You can also use any other backend with which you have more experience.
I think there is no straightforward way to paralyze the single "windows", but if you calculate several metrics, you could parallelize across the metrics. So not specifying several metrics in the window_lsm
function call but create a vector/list with all metrics and always give only one metrics to window_lsm
in parallel.
library(future)
library(future.apply)
library(landscapemetrics)
# create vector with metrics
subset_metrics <- landscapemetrics::list_lsm(level = "landscape",
type = "diversity metric",
simplify = TRUE)
# create window
window_mat <- matrix(1, nrow = 5,ncol = 5)
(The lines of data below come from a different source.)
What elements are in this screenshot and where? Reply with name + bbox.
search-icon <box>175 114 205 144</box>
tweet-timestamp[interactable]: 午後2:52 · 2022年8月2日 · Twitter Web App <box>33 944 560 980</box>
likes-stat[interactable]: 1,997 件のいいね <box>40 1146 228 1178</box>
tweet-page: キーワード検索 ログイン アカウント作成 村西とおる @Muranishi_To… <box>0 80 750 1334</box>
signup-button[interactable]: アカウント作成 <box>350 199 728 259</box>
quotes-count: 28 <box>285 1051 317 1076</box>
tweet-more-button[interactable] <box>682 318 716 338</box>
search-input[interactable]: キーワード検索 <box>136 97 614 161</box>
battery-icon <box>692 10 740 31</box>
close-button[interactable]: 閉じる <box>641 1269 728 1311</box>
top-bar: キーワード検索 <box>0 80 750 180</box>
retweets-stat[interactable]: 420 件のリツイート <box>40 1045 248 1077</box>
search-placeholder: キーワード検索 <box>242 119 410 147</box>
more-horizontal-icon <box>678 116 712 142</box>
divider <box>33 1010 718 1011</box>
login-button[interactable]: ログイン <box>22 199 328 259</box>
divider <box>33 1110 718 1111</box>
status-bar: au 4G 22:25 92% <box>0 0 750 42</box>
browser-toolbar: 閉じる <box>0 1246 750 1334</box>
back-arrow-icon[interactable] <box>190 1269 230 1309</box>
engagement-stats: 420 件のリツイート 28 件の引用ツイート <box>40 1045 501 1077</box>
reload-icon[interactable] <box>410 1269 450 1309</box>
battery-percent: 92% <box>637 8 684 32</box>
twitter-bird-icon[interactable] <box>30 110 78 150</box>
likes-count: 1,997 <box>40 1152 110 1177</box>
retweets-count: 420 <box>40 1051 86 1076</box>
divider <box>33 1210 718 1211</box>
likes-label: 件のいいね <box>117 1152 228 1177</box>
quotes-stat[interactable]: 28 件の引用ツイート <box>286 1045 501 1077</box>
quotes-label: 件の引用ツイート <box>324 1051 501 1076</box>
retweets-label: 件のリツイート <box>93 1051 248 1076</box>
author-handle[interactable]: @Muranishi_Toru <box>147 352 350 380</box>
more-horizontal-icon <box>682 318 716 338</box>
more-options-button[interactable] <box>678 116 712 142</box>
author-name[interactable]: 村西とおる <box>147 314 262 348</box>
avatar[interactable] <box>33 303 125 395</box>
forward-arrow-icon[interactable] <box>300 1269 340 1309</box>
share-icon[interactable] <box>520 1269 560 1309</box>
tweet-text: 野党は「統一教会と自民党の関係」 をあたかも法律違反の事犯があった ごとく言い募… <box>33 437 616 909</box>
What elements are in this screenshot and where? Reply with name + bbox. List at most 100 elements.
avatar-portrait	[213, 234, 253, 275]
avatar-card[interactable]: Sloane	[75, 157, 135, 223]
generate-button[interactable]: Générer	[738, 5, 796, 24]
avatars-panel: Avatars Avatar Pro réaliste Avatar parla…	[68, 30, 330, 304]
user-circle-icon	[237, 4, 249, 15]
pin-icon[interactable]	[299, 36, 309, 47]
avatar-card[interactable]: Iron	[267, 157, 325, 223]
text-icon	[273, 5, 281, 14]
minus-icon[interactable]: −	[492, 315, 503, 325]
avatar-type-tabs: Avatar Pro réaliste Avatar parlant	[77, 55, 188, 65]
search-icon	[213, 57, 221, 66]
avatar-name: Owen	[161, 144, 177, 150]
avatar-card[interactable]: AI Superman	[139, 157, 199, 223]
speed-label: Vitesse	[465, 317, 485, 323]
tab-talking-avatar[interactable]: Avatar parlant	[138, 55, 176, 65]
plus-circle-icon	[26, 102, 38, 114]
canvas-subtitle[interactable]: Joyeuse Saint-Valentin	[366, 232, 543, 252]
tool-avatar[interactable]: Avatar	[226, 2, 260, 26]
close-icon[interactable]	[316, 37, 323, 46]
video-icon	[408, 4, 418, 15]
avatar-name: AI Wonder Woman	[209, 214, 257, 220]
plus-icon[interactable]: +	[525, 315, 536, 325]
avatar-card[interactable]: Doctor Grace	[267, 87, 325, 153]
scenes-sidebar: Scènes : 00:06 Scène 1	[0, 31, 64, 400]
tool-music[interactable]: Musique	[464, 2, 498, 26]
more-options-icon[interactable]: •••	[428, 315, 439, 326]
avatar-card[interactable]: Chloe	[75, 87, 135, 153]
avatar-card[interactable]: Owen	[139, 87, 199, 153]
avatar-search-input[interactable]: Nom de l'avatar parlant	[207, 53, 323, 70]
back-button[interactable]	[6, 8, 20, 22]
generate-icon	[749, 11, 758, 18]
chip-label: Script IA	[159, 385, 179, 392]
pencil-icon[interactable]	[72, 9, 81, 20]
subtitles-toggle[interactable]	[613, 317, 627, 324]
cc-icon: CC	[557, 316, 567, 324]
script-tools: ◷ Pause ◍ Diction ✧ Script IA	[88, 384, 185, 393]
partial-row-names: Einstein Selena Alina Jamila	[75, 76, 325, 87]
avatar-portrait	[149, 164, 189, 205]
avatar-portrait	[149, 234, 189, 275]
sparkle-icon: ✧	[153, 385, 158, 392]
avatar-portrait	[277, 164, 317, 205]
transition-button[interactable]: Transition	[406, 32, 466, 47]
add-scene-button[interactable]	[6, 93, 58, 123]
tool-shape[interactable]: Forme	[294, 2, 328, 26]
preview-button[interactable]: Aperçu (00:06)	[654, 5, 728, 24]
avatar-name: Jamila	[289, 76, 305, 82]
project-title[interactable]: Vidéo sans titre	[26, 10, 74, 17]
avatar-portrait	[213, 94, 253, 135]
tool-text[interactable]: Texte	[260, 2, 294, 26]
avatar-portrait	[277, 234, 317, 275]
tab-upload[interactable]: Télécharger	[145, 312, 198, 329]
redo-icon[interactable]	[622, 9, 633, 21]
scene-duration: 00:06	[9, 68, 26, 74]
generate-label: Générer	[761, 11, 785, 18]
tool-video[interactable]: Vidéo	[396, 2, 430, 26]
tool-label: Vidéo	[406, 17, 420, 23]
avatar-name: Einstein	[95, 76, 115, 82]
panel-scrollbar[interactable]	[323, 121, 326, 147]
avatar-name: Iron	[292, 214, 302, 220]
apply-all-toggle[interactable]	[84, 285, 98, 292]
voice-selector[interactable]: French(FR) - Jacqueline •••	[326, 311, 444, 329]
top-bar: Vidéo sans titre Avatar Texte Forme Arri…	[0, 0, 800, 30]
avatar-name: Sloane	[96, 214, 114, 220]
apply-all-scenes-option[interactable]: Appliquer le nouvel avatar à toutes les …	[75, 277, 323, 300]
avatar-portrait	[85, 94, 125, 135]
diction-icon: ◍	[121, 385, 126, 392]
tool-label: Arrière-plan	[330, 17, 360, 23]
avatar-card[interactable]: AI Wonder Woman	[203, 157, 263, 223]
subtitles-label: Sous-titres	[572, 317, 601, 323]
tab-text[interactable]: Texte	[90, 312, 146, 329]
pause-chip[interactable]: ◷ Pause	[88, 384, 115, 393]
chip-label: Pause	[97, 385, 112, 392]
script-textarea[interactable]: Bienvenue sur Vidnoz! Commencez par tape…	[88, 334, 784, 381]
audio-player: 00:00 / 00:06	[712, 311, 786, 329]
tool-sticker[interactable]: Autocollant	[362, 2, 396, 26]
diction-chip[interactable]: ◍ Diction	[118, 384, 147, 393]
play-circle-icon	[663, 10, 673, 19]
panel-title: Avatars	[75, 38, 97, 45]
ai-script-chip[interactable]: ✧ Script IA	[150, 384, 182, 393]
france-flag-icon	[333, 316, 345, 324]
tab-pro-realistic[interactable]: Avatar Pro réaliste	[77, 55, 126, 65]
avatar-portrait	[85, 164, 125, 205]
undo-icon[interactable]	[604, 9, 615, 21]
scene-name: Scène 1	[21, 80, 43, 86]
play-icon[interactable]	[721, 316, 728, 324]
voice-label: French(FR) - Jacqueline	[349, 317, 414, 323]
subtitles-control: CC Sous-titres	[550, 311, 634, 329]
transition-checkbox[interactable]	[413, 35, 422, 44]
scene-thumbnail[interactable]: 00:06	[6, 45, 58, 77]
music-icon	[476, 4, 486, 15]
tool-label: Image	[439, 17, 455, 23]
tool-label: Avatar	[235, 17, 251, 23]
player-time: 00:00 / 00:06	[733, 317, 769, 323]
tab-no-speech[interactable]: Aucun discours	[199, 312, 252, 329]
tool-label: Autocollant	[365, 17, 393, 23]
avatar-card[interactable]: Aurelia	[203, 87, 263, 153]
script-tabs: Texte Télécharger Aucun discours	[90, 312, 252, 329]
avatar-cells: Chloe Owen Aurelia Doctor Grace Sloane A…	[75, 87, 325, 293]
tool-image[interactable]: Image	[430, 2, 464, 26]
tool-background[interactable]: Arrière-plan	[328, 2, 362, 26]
# setup future plan for parallel computing
future::plan(future::multisession)
# calculate each metric in parallel
result <- future.apply::future_lapply(X = subset_metrics, FUN = function(i) {
# run window_lsm and simplifiy result;
# 1st list level: number of layers, 2nd list level: number of metrics
window_lsm(landscape, window = window_mat, what = i)[[1]][[1]]
}, future.seed = TRUE)
#> Warning: No maximum number of classes provided: RPR = NA
#> Warning: no non-missing arguments to min; returning Inf
#> Warning: no non-missing arguments to max; returning -Inf
# not sure why the future generates a random number? Maybe in raster::window()?
# set names
names(result) <- subset_metrics
Created on 2021-02-25 by the reprex package (v1.0.0)
Thanks for clarifying and whipping up some example code!
I guess I was more looking for a way of speeding up the function itself, since only using one metric already took a long time. I assume using a different format than raster would not help, since the underlying function is focal
and requires a raster input, right?
Strangely enough, I ran the same analysis (3x3 window for effective mesh size) with landmetrics::focal.lmetrics
(which seems to be somehow related to this package?) and it finished within 20 minutes. window_lsm(pfti_proj, window = matrix(1, nrow = 3, ncol = 3), what =c("lsm_l_mesh"),progress=TRUE)
did not finish after 3 hours...
I wasn't aware of landmetrics, but if their code is better than ours, we should get in contact and maybe borrow their code. I'll have a look. Feel invited to join #224 @lukasbaumbach .